Jika seperti ini adzab yang paling ringan pada hari kiamat, lalu bagaimana adzab bagi orang yang diancam oleh Allah dengan adzab yang amat pedih, sebagaimana disebutkan dalam ayat ini. Yakni bagi orang yang beriman kepada sebagian ayat dan meninggalkan sebagian yang lain?

5. Wahai Ukhti …:


Apakah hanya demi penampilan, kabanggaan dan saling unggul-mengungguli di dunia, lalu anda rela menjual akhirat dan siap menerima adzab yang pedih?


Sungguh kami tidak berharap untuk ukhti, melainkan kebaikan di dunia dan akhirat. Kami minta agar ukhti, mau menggunakan akal sehat dan menentukan pilihan ini.

C. SYUBHAT KETIGA: IMAN ITU LETAKNYA DI HATI


Jika seorang di antara mereka ditanya, mengapa dia tidak berhijab? Maka ukhti yang terhormat ini akan menjawab: “ Ah, iman itu letaknya di hati”.


Ini adalah jawaban yang paling sering dilontarkan oleh para wanita muslimah yang belum berhijab. Karena itu di bawah ini akan kita bahas syubhat tersebut


1. Sumber syubhat.


Mereka berusaha menafsirkan sebagian hadist, tetapi tidak sesuai dengan yang dimaksudkan, seperti dalam sabda Nabi Shallallahu ‘alaihi wasallam:


(( إِنَّ اللهَ لاَ يَنْظُرُ إِلَى صُوَرِكُمْ وَأَمْوَالِكُمْ وَلَكِنْ يَنْظُرُ إِلَى قُلُوْبِكُمْ وَأَعْمَالِكُمْ ))
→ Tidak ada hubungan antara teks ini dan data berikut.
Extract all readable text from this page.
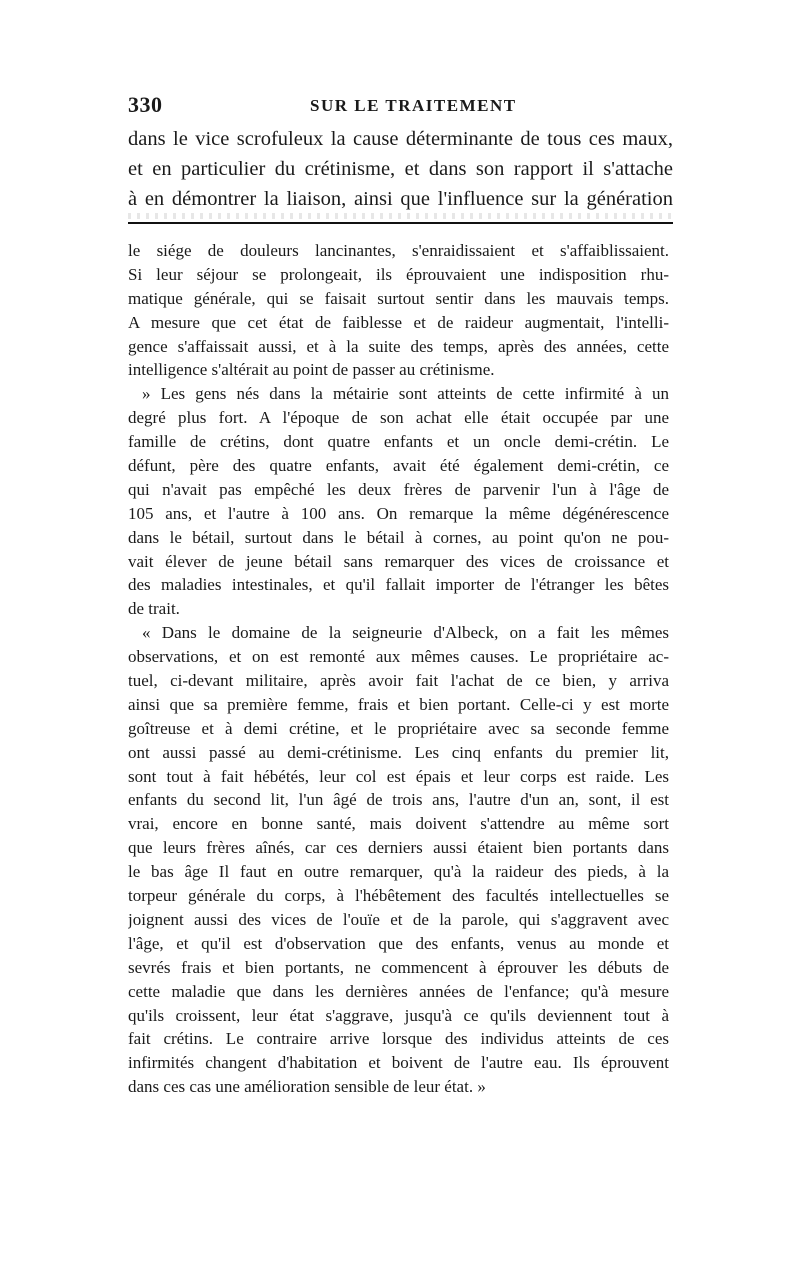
330	SUR LE TRAITEMENT
dans le vice scrofuleux la cause déterminante de tous ces maux,
et en particulier du crétinisme, et dans son rapport il s'attache
à en démontrer la liaison, ainsi que l'influence sur la génération
le siége de douleurs lancinantes, s'enraidissaient et s'affaiblissaient.
Si leur séjour se prolongeait, ils éprouvaient une indisposition rhu-
matique générale, qui se faisait surtout sentir dans les mauvais temps.
A mesure que cet état de faiblesse et de raideur augmentait, l'intelli-
gence s'affaissait aussi, et à la suite des temps, après des années, cette
intelligence s'altérait au point de passer au crétinisme.
» Les gens nés dans la métairie sont atteints de cette infirmité à un
degré plus fort. A l'époque de son achat elle était occupée par une
famille de crétins, dont quatre enfants et un oncle demi-crétin. Le
défunt, père des quatre enfants, avait été également demi-crétin, ce
qui n'avait pas empêché les deux frères de parvenir l'un à l'âge de
105 ans, et l'autre à 100 ans. On remarque la même dégénérescence
dans le bétail, surtout dans le bétail à cornes, au point qu'on ne pou-
vait élever de jeune bétail sans remarquer des vices de croissance et
des maladies intestinales, et qu'il fallait importer de l'étranger les bêtes
de trait.
« Dans le domaine de la seigneurie d'Albeck, on a fait les mêmes
observations, et on est remonté aux mêmes causes. Le propriétaire ac-
tuel, ci-devant militaire, après avoir fait l'achat de ce bien, y arriva
ainsi que sa première femme, frais et bien portant. Celle-ci y est morte
goîtreuse et à demi crétine, et le propriétaire avec sa seconde femme
ont aussi passé au demi-crétinisme. Les cinq enfants du premier lit,
sont tout à fait hébétés, leur col est épais et leur corps est raide. Les
enfants du second lit, l'un âgé de trois ans, l'autre d'un an, sont, il est
vrai, encore en bonne santé, mais doivent s'attendre au même sort
que leurs frères aînés, car ces derniers aussi étaient bien portants dans
le bas âge Il faut en outre remarquer, qu'à la raideur des pieds, à la
torpeur générale du corps, à l'hébêtement des facultés intellectuelles se
joignent aussi des vices de l'ouïe et de la parole, qui s'aggravent avec
l'âge, et qu'il est d'observation que des enfants, venus au monde et
sevrés frais et bien portants, ne commencent à éprouver les débuts de
cette maladie que dans les dernières années de l'enfance; qu'à mesure
qu'ils croissent, leur état s'aggrave, jusqu'à ce qu'ils deviennent tout à
fait crétins. Le contraire arrive lorsque des individus atteints de ces
infirmités changent d'habitation et boivent de l'autre eau. Ils éprouvent
dans ces cas une amélioration sensible de leur état. »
“Sesungguhnya Allah tidak melihat pada bentuk-bentuk (lahiriah) dan harta kekayaanmu, tetapi Dia melihat pada hati dan amalmu sekalian.” (HR. Muslim No: 2564 dari Abu Hurairah).
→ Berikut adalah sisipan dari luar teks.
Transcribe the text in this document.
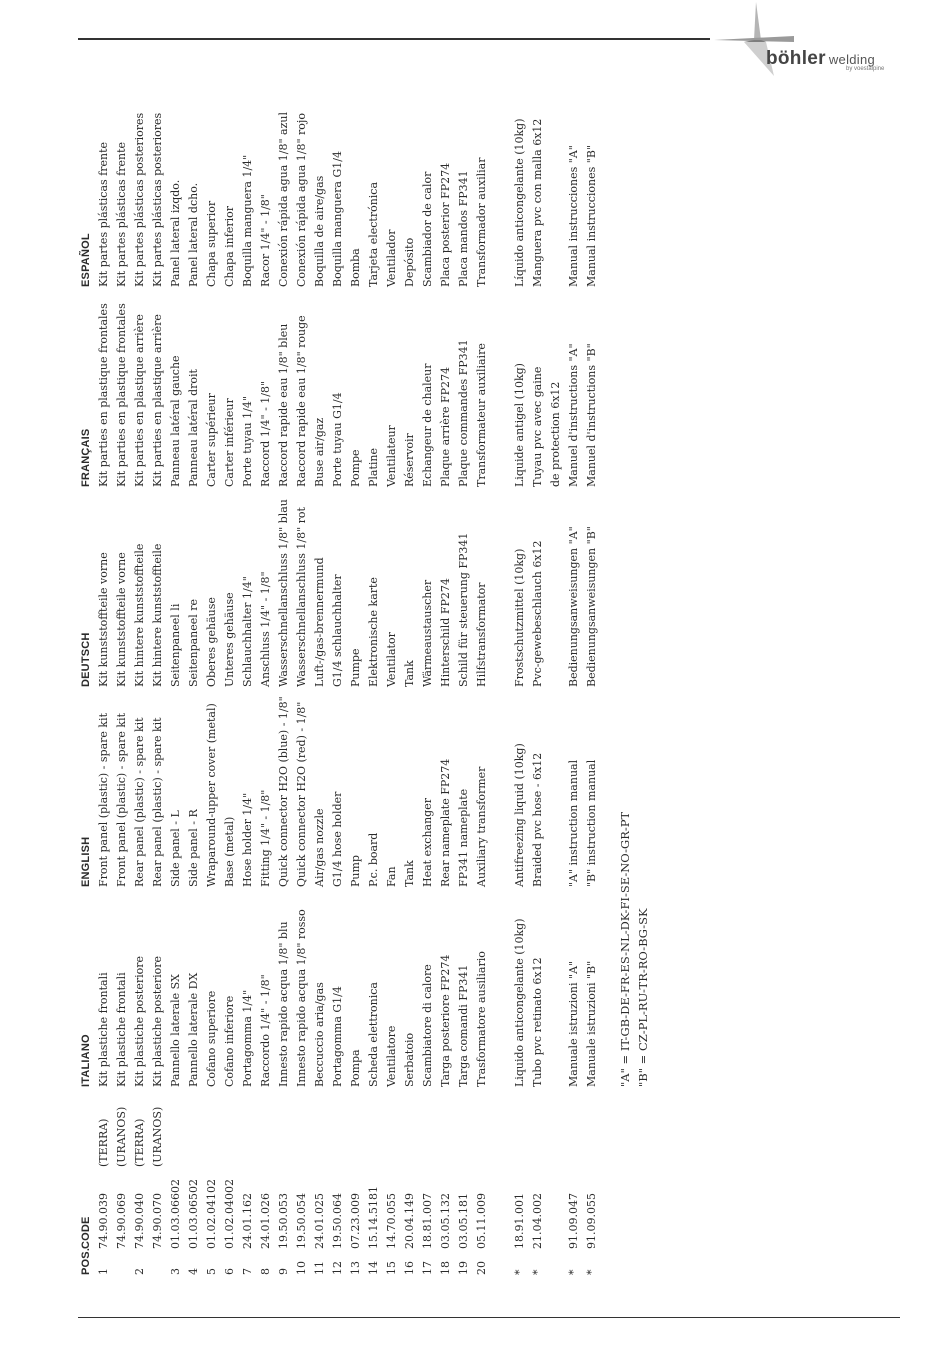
böhler welding
by voestalpine
POS.
CODE
ITALIANO
ENGLISH
DEUTSCH
FRANÇAIS
ESPAÑOL
1
74.90.039
(TERRA)
Kit plastiche frontali
Front panel (plastic) - spare kit
Kit kunststoffteile vorne
Kit parties en plastique frontales
Kit partes plásticas frente
74.90.069
(URANOS)
Kit plastiche frontali
Front panel (plastic) - spare kit
Kit kunststoffteile vorne
Kit parties en plastique frontales
Kit partes plásticas frente
2
74.90.040
(TERRA)
Kit plastiche posteriore
Rear panel (plastic) - spare kit
Kit hintere kunststoffteile
Kit parties en plastique arrière
Kit partes plásticas posteriores
74.90.070
(URANOS)
Kit plastiche posteriore
Rear panel (plastic) - spare kit
Kit hintere kunststoffteile
Kit parties en plastique arrière
Kit partes plásticas posteriores
3
01.03.06602
Pannello laterale SX
Side panel - L
Seitenpaneel li
Panneau latéral gauche
Panel lateral izqdo.
4
01.03.06502
Pannello laterale DX
Side panel - R
Seitenpaneel re
Panneau latéral droit
Panel lateral dcho.
5
01.02.04102
Cofano superiore
Wraparound-upper cover (metal)
Oberes gehäuse
Carter supérieur
Chapa superior
6
01.02.04002
Cofano inferiore
Base (metal)
Unteres gehäuse
Carter inférieur
Chapa inferior
7
24.01.162
Portagomma 1/4"
Hose holder 1/4"
Schlauchhalter 1/4"
Porte tuyau 1/4"
Boquilla manguera 1/4"
8
24.01.026
Raccordo 1/4" - 1/8"
Fitting 1/4" - 1/8"
Anschluss 1/4" - 1/8"
Raccord 1/4" - 1/8"
Racor 1/4" - 1/8"
9
19.50.053
Innesto rapido acqua 1/8" blu
Quick connector H2O (blue) - 1/8"
Wasserschnellanschluss 1/8" blau
Raccord rapide eau 1/8" bleu
Conexión rápida agua 1/8" azul
10
19.50.054
Innesto rapido acqua 1/8" rosso
Quick connector H2O (red) - 1/8"
Wasserschnellanschluss 1/8" rot
Raccord rapide eau 1/8" rouge
Conexión rápida agua 1/8" rojo
11
24.01.025
Beccuccio aria/gas
Air/gas nozzle
Luft-/gas-brennermund
Buse air/gaz
Boquilla de aire/gas
12
19.50.064
Portagomma G1/4
G1/4 hose holder
G1/4 schlauchhalter
Porte tuyau G1/4
Boquilla manguera G1/4
13
07.23.009
Pompa
Pump
Pumpe
Pompe
Bomba
14
15.14.5181
Scheda elettronica
P.c. board
Elektronische karte
Platine
Tarjeta electrónica
15
14.70.055
Ventilatore
Fan
Ventilator
Ventilateur
Ventilador
16
20.04.149
Serbatoio
Tank
Tank
Réservoir
Depósito
17
18.81.007
Scambiatore di calore
Heat exchanger
Wärmeaustauscher
Echangeur de chaleur
Scambiador de calor
18
03.05.132
Targa posteriore FP274
Rear nameplate FP274
Hinterschild FP274
Plaque arrière FP274
Placa posterior FP274
19
03.05.181
Targa comandi FP341
FP341 nameplate
Schild für steuerung FP341
Plaque commandes FP341
Placa mandos FP341
20
05.11.009
Trasformatore ausiliario
Auxiliary transformer
Hilfstransformator
Transformateur auxiliaire
Transformador auxiliar
*
18.91.001
Liquido anticongelante (10kg)
Antifreezing liquid (10kg)
Frostschutzmittel (10kg)
Liquide antigel (10kg)
Líquido anticongelante (10kg)
*
21.04.002
Tubo pvc retinato 6x12
Braided pvc hose - 6x12
Pvc-gewebeschlauch 6x12
Tuyau pvc avec gaine de protection 6x12
Manguera pvc con malla 6x12
*
91.09.047
Manuale istruzioni "A"
"A" instruction manual
Bedienungsanweisungen "A"
Manuel d'instructions "A"
Manual instrucciones "A"
*
91.09.055
Manuale istruzioni "B"
"B" instruction manual
Bedienungsanweisungen "B"
Manuel d'instructions "B"
Manual instrucciones "B"
"A" = IT-GB-DE-FR-ES-NL-DK-FI-SE-NO-GR-PT "B" = CZ-PL-RU-TR-RO-BG-SK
Pengarang kitab "Nuzhatul Muttaqin" berkata: “Hadits ini menunjukkan bahwa pahala amal tergantung pada keikhlasan hati, kelurusan niat, perhatian terhadap situasi hati pelempangan tujuan dan kebersihan hati dari segala sifat tercela yang dimurkai Allah ([4]).

2. Definisi Iman:


Iman tidak cukup hanya dalam hati. Iman dalam hati semata tidak cukup untuk menyelamatkan diri dari neraka dan mendapatkan surga.
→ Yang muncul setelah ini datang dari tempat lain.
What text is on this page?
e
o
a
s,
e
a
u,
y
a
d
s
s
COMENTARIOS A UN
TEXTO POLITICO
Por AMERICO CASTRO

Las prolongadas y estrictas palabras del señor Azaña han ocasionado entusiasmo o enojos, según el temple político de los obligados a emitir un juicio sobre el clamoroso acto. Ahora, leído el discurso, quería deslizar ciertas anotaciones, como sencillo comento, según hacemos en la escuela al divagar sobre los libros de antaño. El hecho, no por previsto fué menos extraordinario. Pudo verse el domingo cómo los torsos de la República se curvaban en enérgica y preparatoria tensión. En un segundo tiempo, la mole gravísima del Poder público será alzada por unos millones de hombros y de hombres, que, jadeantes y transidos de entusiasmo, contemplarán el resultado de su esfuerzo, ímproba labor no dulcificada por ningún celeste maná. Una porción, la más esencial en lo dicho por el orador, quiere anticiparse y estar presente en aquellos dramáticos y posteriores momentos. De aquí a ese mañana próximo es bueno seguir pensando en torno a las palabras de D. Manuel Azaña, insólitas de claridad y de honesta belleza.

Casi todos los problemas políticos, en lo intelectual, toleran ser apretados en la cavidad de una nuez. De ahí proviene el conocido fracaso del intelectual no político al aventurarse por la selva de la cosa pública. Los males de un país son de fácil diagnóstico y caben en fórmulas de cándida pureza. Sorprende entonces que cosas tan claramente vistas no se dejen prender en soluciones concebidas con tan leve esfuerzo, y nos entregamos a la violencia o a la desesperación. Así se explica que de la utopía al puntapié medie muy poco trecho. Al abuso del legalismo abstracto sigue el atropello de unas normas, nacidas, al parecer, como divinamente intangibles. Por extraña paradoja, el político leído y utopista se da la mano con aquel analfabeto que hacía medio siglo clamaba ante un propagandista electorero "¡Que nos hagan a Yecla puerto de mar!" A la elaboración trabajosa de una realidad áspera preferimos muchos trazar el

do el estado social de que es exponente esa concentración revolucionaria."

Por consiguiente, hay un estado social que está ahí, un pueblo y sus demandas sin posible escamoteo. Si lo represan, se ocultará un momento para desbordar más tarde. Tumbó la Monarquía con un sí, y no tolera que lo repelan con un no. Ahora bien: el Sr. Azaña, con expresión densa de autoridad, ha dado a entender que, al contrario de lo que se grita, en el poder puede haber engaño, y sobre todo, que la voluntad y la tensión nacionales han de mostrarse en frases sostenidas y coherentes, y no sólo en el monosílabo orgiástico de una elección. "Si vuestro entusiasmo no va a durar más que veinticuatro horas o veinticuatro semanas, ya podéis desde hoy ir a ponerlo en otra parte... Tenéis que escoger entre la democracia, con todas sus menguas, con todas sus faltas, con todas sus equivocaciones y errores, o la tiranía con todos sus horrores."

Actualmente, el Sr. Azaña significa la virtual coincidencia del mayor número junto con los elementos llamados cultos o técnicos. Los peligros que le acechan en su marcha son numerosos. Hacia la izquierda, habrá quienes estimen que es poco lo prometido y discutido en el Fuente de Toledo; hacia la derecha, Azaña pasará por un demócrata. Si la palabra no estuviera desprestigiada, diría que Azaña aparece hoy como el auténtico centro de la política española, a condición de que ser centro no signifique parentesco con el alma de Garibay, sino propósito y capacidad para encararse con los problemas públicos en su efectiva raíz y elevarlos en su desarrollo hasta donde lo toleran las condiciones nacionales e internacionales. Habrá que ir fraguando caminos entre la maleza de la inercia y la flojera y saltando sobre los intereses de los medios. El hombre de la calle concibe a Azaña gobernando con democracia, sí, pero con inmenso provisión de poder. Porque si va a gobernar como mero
Definisi iman menurut jumhur ulama Ahlus Sunnah Wal Jama’ah adalah: “Keyakinan dalam hati, pengucapan dengan lisan, dan pelaksanaan dengan anggota badan”. Definisi ini terdapat dalam setiap buku aqidah (tauhid) kecuali buku-buku yang menyimpang dan tidak berdasarkan manhaj (methode) Ahlus Sunnah Wal Jamaah.

3. Kesempurnaan Iman


Dalam Tashawwur (gambaran) kita, orang yang mengatakan iman dengan lidahnya, tetapi tidak disertai dengan keyakinan hatinya, itu adalah keadaan orang-orang munafik. Demikian pula orang yang beramal hanya sebatas aktivitas tubuh anggota badan, tetapi tidak disertai keyakinan hati, itu merupakan keadaan orang-orang munafik.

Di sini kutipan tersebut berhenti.